C’è ancora da dire che nel 1953 capitò a Stefano l’occasione che lo avrebbe potuto imporre come autore teatrale, grazie alla messinscena al Piccolo Teatro di Sacrilegio umano, con la regia di Giorgio Strehler, che fu un vero insuccesso, forse anche per la poca cura del grande regista.
Un padre ci vuole risente molto della dedizione di Stefano nei confronti del padre, ma, a dire il vero, mostra una sua autonomia e ben si inserisce in quella drammaturgia che sceglie come protagonista la figura paterna, soprattutto nel secondo Ottocento, sia nella letteratura nordica sia in quella russa.

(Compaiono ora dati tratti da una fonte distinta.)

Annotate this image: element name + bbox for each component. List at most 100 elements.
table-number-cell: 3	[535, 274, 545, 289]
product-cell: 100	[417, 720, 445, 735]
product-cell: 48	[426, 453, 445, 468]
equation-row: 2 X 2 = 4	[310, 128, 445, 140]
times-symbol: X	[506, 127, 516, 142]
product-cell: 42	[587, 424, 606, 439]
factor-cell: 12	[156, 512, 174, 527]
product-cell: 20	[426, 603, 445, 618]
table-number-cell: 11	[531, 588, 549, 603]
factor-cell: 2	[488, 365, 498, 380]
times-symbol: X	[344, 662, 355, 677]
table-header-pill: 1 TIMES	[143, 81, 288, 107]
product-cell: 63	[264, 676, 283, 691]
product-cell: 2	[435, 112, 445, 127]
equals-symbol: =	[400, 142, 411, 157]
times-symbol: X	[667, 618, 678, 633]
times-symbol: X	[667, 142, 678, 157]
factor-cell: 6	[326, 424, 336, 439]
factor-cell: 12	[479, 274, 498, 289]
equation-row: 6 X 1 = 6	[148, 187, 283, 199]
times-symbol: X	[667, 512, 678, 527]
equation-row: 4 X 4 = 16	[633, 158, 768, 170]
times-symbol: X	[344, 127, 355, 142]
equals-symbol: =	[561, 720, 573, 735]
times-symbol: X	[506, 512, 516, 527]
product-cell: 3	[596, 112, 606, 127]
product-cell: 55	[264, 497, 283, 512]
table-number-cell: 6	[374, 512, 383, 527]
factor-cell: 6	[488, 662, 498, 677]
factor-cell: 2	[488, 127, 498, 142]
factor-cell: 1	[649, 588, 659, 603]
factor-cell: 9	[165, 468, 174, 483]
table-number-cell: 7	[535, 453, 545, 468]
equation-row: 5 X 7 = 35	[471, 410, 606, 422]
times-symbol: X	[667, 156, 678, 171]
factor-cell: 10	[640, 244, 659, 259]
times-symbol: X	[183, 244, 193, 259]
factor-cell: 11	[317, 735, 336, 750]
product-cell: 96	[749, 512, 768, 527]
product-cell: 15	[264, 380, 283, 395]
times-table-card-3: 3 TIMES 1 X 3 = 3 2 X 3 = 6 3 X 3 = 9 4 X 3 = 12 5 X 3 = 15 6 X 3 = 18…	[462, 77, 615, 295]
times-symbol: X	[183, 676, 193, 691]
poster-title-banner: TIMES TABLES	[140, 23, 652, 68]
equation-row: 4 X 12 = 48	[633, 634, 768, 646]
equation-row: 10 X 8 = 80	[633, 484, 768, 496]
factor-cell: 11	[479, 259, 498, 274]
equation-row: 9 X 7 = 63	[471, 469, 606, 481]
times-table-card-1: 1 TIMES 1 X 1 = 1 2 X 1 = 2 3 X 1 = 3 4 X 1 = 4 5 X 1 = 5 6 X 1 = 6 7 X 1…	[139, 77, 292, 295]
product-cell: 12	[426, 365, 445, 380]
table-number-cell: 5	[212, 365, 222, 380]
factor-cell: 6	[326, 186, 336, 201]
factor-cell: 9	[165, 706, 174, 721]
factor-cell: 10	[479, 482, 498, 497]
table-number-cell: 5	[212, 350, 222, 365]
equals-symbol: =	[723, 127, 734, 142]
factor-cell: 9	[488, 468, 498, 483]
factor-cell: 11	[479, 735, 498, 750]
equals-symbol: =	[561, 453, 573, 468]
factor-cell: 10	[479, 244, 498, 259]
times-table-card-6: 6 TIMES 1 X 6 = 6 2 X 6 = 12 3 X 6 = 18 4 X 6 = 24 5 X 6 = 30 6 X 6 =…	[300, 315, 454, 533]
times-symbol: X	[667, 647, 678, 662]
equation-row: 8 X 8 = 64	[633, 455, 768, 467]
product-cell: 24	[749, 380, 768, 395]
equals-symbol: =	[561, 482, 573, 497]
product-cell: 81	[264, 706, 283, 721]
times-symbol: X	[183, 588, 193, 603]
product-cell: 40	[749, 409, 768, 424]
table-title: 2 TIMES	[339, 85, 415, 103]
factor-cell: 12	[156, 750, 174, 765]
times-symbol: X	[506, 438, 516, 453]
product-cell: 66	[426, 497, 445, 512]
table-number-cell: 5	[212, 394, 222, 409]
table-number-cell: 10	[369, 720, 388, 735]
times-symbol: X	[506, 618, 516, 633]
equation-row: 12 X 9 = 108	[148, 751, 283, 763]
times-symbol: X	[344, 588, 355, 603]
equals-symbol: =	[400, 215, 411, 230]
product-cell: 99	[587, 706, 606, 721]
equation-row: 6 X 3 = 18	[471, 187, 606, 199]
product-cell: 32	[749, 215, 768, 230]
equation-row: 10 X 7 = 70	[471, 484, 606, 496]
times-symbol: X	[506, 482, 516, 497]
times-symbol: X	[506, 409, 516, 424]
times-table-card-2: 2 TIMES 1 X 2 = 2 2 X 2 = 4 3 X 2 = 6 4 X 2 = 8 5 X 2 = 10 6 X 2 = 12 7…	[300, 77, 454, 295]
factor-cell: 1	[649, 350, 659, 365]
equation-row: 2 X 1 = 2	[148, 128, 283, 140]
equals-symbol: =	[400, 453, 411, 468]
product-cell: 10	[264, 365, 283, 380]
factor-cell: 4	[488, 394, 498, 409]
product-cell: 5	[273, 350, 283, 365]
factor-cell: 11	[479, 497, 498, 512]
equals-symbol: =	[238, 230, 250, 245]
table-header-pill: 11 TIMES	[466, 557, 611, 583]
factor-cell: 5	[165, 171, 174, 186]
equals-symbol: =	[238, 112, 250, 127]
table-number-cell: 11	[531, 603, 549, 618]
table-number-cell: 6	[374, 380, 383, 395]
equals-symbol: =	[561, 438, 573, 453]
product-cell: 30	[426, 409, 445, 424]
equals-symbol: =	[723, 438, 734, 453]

Basterebbe ricordare Il padre o La signorina Giulia di Strindberg, con i famosi stivali del padre tenuti a lucido dal servo Jan, o ancora Hedda Gabler di Ibsen, con le due pistole donategli dal padre come segno di potere, che lei utilizza in maniera irrazionale. Il padre si presenta come una figura complessa nella drammaturgia di fine secolo; da lui dipendono l’educazione e i fabbisogni familiari, e non sempre lo si trova adatto, anche perché in molti casi ha pensato solo a se stesso.
Vorrei ricordare, inoltre, che anche il teatro russo ci ha lasciati dei drammi ben orchestrati su questo argomento, vedi Padri e figli o Pane altrui di Turgenev, o la figura del padre nei Fratelli Karamazov. E infine, come dimenticare la figura complessa del Padre nei Sei personaggi.
Stefano Pirandello ha una sua visione della figura paterna. Il suo protagonista, Oreste, intende essere il tutore del padre sessantenne e vorrebbe interessarsi a lui con ogni mezzo, anche perché, in occasione della tragedia che colpì la famiglia – dovuta a un incidente che causò la morte della madre e dei fratelli, travolti a causa di un passaggio a livello forse incustodito – il padre aveva deciso di suicidarsi e lui era riuscito a salvarlo. La commedia è costruita sul tema del rimorso e delle ferite dell’anima che coinvolgono gli esseri umani, tanto che c’è bisogno della comprensione dell’altro per poterle emarginare. Oreste, a suo modo, vive drammaticamente il bisogno del padre di aggrapparsi alla vita; magari grazie a un nuovo matrimonio, con una donna molto più giovane. Solo che prevede altre crisi paterne e fa di tutto per essere la sua ombra, così come Stefano aveva fatto di tutto per essere l’ombra del padre Luigi.